第一章 危機管理意識をもてば未来が拓ける
第二章 危機の本質と管理の方法
第三章 危機対応の例
第四章 存亡の危機に打ち勝つための5か条
第五章 総合まとめ 攻めと守り両面戦略~究極の生き残り策を立てるために~

【著者プロフィール】

藤田泰宏

未来志向経営コンサルタント
FMCフジタ・マネジメント・コンサルティング代表、中小企業診断士、(独)中小企業基盤整備機構 関東本部 企業支援部 アドバイザー、(株)ワールド・ビジネス・アソシエイツ 理事 チーフ・コンサルタント
1955年、兵庫県宝塚市生まれ。

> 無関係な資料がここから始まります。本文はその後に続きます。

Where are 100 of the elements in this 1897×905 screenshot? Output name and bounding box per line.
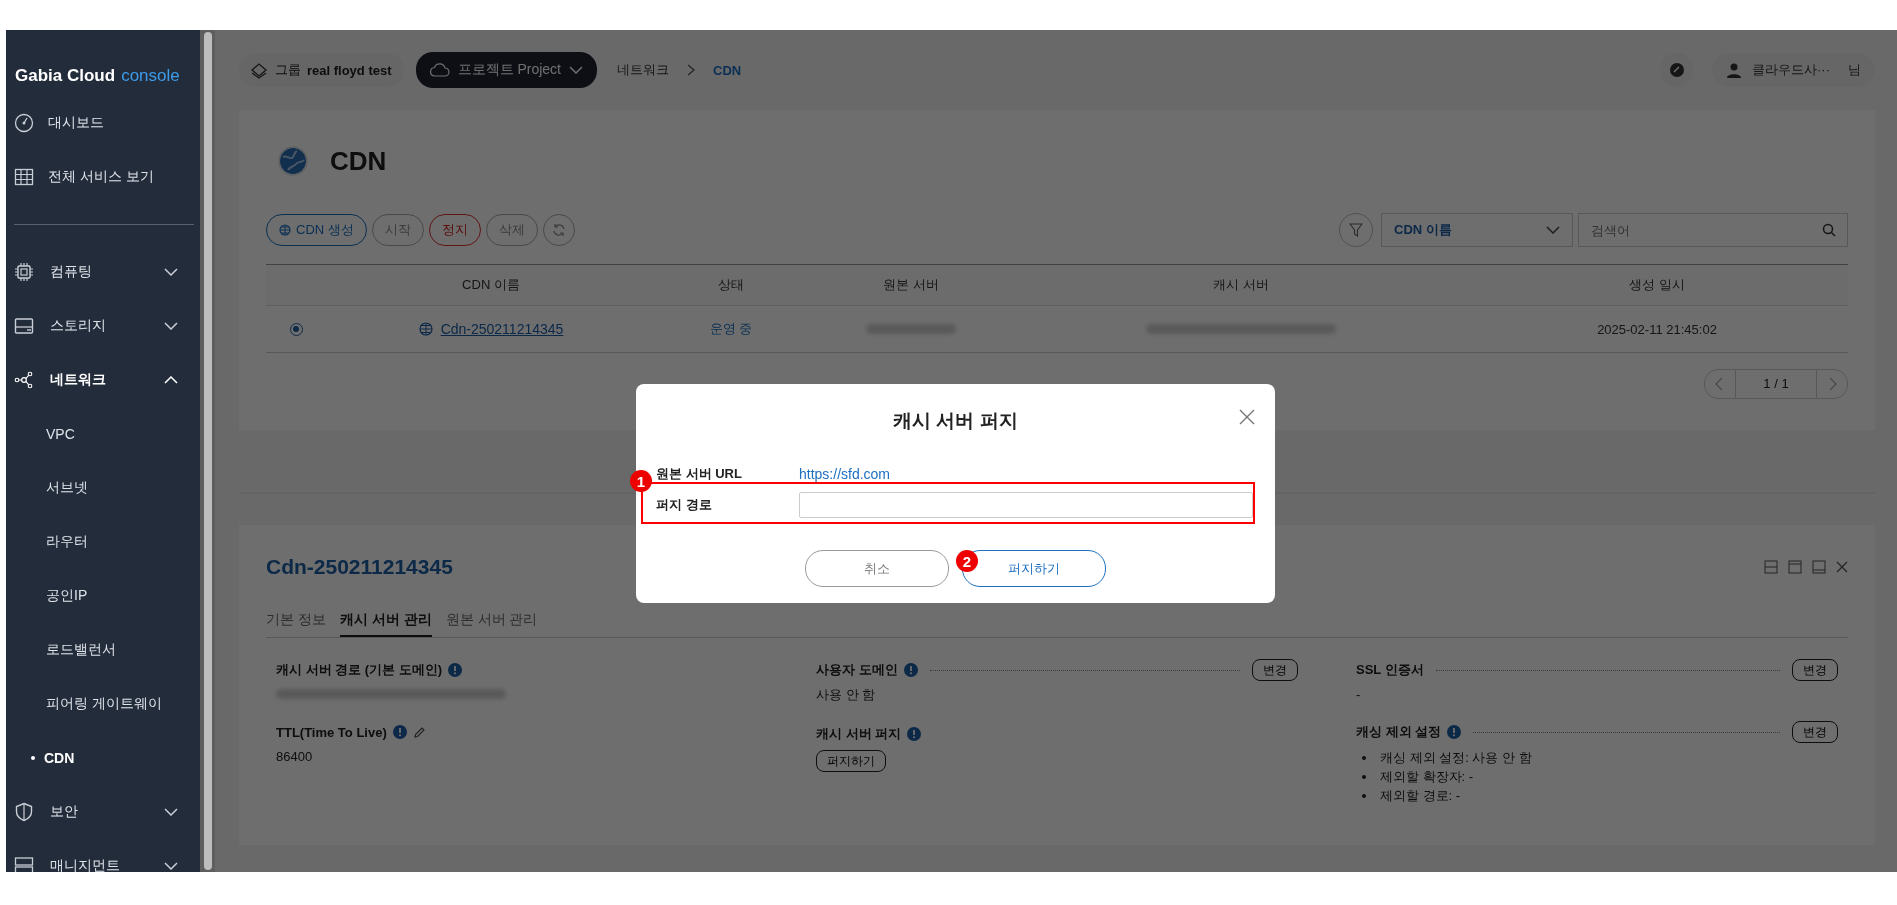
panel-bottom-icon[interactable] [1812, 560, 1826, 574]
chevron-icon [164, 376, 178, 384]
bullet-icon [31, 756, 35, 760]
chevron-icon [164, 862, 178, 870]
filter-button[interactable] [1339, 213, 1373, 247]
chat-icon [1669, 62, 1685, 78]
sidebar-subitem[interactable]: 로드밸런서 [6, 623, 200, 677]
drive-icon [14, 316, 34, 336]
globe-grid-icon [279, 224, 291, 236]
status-text: 운영 중 [709, 320, 753, 338]
filter-icon [1349, 223, 1363, 237]
sidebar-group[interactable]: 네트워크 [6, 353, 200, 407]
page-indicator: 1 / 1 [1735, 370, 1817, 398]
list-item: 캐싱 제외 설정: 사용 안 함 [1380, 748, 1532, 767]
filter-select[interactable]: CDN 이름 [1381, 213, 1573, 247]
globe-grid-icon [418, 322, 433, 336]
sidebar-item[interactable]: 대시보드 [6, 96, 200, 150]
sidebar-subitem[interactable]: VPC [6, 407, 200, 461]
refresh-button[interactable] [542, 214, 575, 246]
sidebar-subitem[interactable]: 라우터 [6, 515, 200, 569]
step-badge: 2 [956, 550, 978, 572]
chevron-icon [164, 808, 178, 816]
server-icon [14, 856, 34, 872]
breadcrumb-link[interactable]: 네트워크 [617, 61, 669, 79]
cancel-button[interactable]: 취소 [805, 550, 949, 587]
field-value: - [1356, 686, 1362, 702]
purge-button[interactable]: 퍼지하기 [816, 750, 886, 772]
list-item: 제외할 확장자: - [1380, 767, 1474, 786]
chat-button[interactable] [1660, 53, 1694, 87]
cdn-name-link[interactable]: Cdn-250211214345 [440, 321, 564, 337]
bullet-icon [1362, 793, 1366, 798]
tab[interactable]: 기본 정보 [266, 603, 326, 637]
page-title: CDN [330, 145, 387, 177]
breadcrumb-link[interactable]: CDN [713, 62, 742, 78]
field-label: 캐싱 제외 설정 [1356, 723, 1442, 741]
refresh-icon [551, 223, 566, 237]
sidebar-group[interactable]: 매니지먼트 [6, 839, 200, 872]
sidebar-group[interactable]: 스토리지 [6, 299, 200, 353]
user-menu[interactable]: 클라우드사··· 님 [1712, 53, 1875, 87]
group-chip[interactable]: 그룹 real floyd test [239, 53, 404, 87]
change-button[interactable]: 변경 [1792, 659, 1838, 681]
close-icon[interactable] [1239, 409, 1255, 425]
globe-icon [278, 146, 308, 176]
bullet-icon [1362, 755, 1366, 760]
sidebar-subitem[interactable]: CDN [6, 731, 200, 785]
origin-url-link[interactable]: https://sfd.com [799, 465, 891, 482]
chevron-icon [569, 66, 583, 74]
layers-icon [249, 61, 269, 79]
change-button[interactable]: 변경 [1252, 659, 1298, 681]
sidebar-item[interactable]: 전체 서비스 보기 [6, 150, 200, 204]
column-header: 생성 일시 [1628, 276, 1686, 294]
sidebar-subitem[interactable]: 서브넷 [6, 461, 200, 515]
chevron-icon [164, 322, 178, 330]
column-header: 원본 서버 [882, 276, 940, 294]
split-horizontal-icon[interactable] [1764, 560, 1778, 574]
tab[interactable]: 원본 서버 관리 [445, 603, 538, 637]
scrollbar[interactable] [200, 30, 215, 872]
sidebar-group[interactable]: 컴퓨팅 [6, 245, 200, 299]
panel-top-icon[interactable] [1788, 560, 1802, 574]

京都大学卒業、総合商社トーメン(現豊田通商)入社。若いころは商社マンとして国内外を飛び回っていたが、タイでは誘拐され辛くも自力で脱出、ヒューストンでは米国人トレーダーの詐欺に遭い、挙げ句の果てには勤務先の経営難に遭遇し2005年に某中堅企業に転職。転職早々部下が巨額の横領事件を起こし東京地検の取り調べを受けた。その後転職先で「リスクマネジメント」やBCPの導入・運営業務に従事。こうした経験が危機管理への理解を深めるきっかけとなっている。2014年に中小企業診断士の資格を取得、現在はフリーランスの経営コンサルタントとして、中堅・中小企業の危機管理・経営革新・海外展開支援などに従事。(独)中小企業基盤整備機構で事業継続力強化計画策定支援のアドバイザーとして多数の危機管理支援の実績を持つ。